Our tenants, who resided in the red house when we bought it, had been there for ten or so years before we began demolition this fall. They told us that there were two benevolent ghosts, one who smoked and one who turned on the lights and often cooked bacon in the wee hours of the morning, especially near Thanksgiving.
I am sure the number of stories of the red house formed during its six lives spanning two plus centuries are enough to make my head spin.
A few weeks ago we discovered generous clues to the story of one of the owners of the red house, Miss Hague; three letters written to Miss Hague and a fistful of her cancelled checks in the walls of one of the downstairs rooms.
For starters, here is an excerpt of a letter written to Miss Hague from Joseph Choate Jr., dated January 10th, 1896.
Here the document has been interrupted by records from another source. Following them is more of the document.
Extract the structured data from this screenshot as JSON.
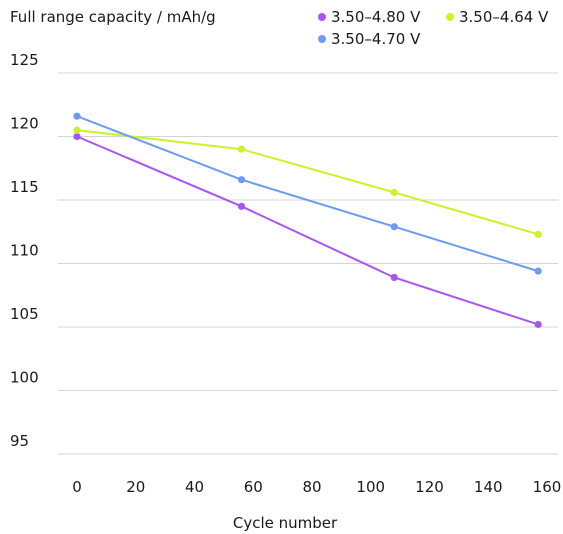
{
  "chart_data": {
    "type": "line",
    "ylabel": "Full range capacity / mAh/g",
    "xlabel": "Cycle number",
    "xlim": [
      -5,
      163
    ],
    "ylim": [
      94,
      126
    ],
    "xticks": [
      0,
      20,
      40,
      60,
      80,
      100,
      120,
      140,
      160
    ],
    "yticks": [
      95,
      100,
      105,
      110,
      115,
      120,
      125
    ],
    "grid": "horizontal",
    "legend": "top-right",
    "series": [
      {
        "name": "3.50–4.80 V",
        "color": "#a855f7",
        "x": [
          0,
          56,
          108,
          157
        ],
        "y": [
          120.0,
          114.5,
          108.9,
          105.2
        ]
      },
      {
        "name": "3.50–4.64 V",
        "color": "#ccf22a",
        "x": [
          0,
          56,
          108,
          157
        ],
        "y": [
          120.5,
          119.0,
          115.6,
          112.3
        ]
      },
      {
        "name": "3.50–4.70 V",
        "color": "#6b9cf2",
        "x": [
          0,
          56,
          108,
          157
        ],
        "y": [
          121.6,
          116.6,
          112.9,
          109.4
        ]
      }
    ]
  }
}
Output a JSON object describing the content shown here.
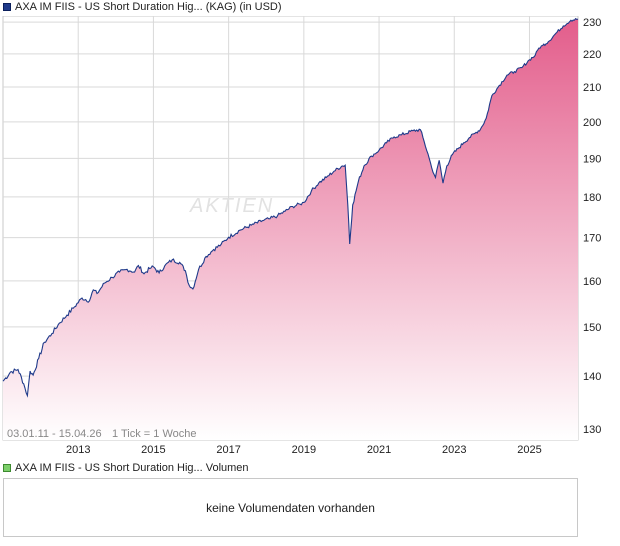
{
  "header": {
    "title": "AXA IM FIIS - US Short Duration Hig... (KAG) (in USD)",
    "series_color": "#1f3a8a"
  },
  "volume_header": {
    "title": "AXA IM FIIS - US Short Duration Hig... Volumen",
    "series_color": "#7ccf6a"
  },
  "volume_panel": {
    "message": "keine Volumendaten vorhanden"
  },
  "footer": {
    "range": "03.01.11 - 15.04.26",
    "tick": "1 Tick = 1 Woche"
  },
  "watermark": "AKTIEN",
  "colors": {
    "line": "#1f3a8a",
    "fill_top": "#e35d8b",
    "fill_bottom": "#ffffff",
    "grid": "#d9d9d9"
  },
  "chart_data": {
    "type": "area",
    "y_scale": "log",
    "ylim": [
      128,
      232
    ],
    "yticks": [
      130,
      140,
      150,
      160,
      170,
      180,
      190,
      200,
      210,
      220,
      230
    ],
    "xlim": [
      2011.0,
      2026.29
    ],
    "xticks": [
      2013,
      2015,
      2017,
      2019,
      2021,
      2023,
      2025
    ],
    "grid": true,
    "series": [
      {
        "x": [
          2011.0,
          2011.2,
          2011.4,
          2011.55,
          2011.65,
          2011.72,
          2011.8,
          2011.95,
          2012.1,
          2012.3,
          2012.5,
          2012.7,
          2012.9,
          2013.1,
          2013.3,
          2013.4,
          2013.5,
          2013.7,
          2013.9,
          2014.1,
          2014.3,
          2014.5,
          2014.6,
          2014.75,
          2014.9,
          2015.0,
          2015.15,
          2015.3,
          2015.5,
          2015.7,
          2015.85,
          2015.95,
          2016.05,
          2016.2,
          2016.4,
          2016.6,
          2016.8,
          2017.0,
          2017.3,
          2017.6,
          2017.9,
          2018.1,
          2018.3,
          2018.5,
          2018.7,
          2018.9,
          2019.0,
          2019.2,
          2019.4,
          2019.6,
          2019.8,
          2020.0,
          2020.1,
          2020.17,
          2020.22,
          2020.3,
          2020.45,
          2020.6,
          2020.8,
          2021.0,
          2021.2,
          2021.4,
          2021.6,
          2021.9,
          2022.1,
          2022.2,
          2022.3,
          2022.4,
          2022.5,
          2022.6,
          2022.7,
          2022.8,
          2022.95,
          2023.1,
          2023.25,
          2023.4,
          2023.55,
          2023.7,
          2023.85,
          2024.0,
          2024.2,
          2024.4,
          2024.6,
          2024.8,
          2025.0,
          2025.15,
          2025.25,
          2025.35,
          2025.5,
          2025.7,
          2025.9,
          2026.1,
          2026.29
        ],
        "values": [
          139.0,
          140.8,
          141.3,
          138.5,
          136.2,
          141.0,
          140.2,
          143.5,
          146.8,
          148.6,
          150.8,
          152.5,
          154.3,
          156.2,
          155.6,
          158.0,
          157.2,
          159.5,
          160.8,
          162.0,
          162.6,
          162.0,
          163.5,
          161.6,
          162.8,
          163.2,
          161.8,
          163.4,
          164.8,
          164.2,
          162.3,
          159.0,
          158.2,
          162.6,
          165.6,
          167.2,
          168.4,
          170.1,
          171.8,
          173.0,
          174.1,
          174.6,
          175.3,
          176.4,
          177.6,
          178.2,
          178.6,
          181.5,
          183.6,
          185.0,
          186.6,
          187.9,
          188.2,
          178.0,
          168.5,
          178.0,
          184.0,
          188.0,
          190.6,
          192.2,
          194.2,
          195.8,
          196.4,
          197.5,
          197.8,
          194.5,
          191.2,
          187.5,
          185.0,
          189.5,
          183.5,
          188.0,
          191.0,
          192.6,
          194.2,
          195.6,
          196.8,
          198.0,
          201.0,
          207.5,
          210.5,
          213.5,
          214.6,
          215.8,
          218.2,
          219.5,
          221.8,
          222.6,
          223.8,
          226.4,
          228.8,
          230.6,
          231.0
        ]
      }
    ]
  }
}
Thursday, January 10, 1896
Many thanks for you letter of December twenty seven, which arrived duly, and gave me great and unusual pleasure. I was a little enisled knowing that no letter would come from you for a month of so after your departure, I imagine no one could reach you for a similar period. Which shows what the study of logic will do for me.
And now I am off and running, talking to neighbors, scouring the Internet, trying to fill in her story.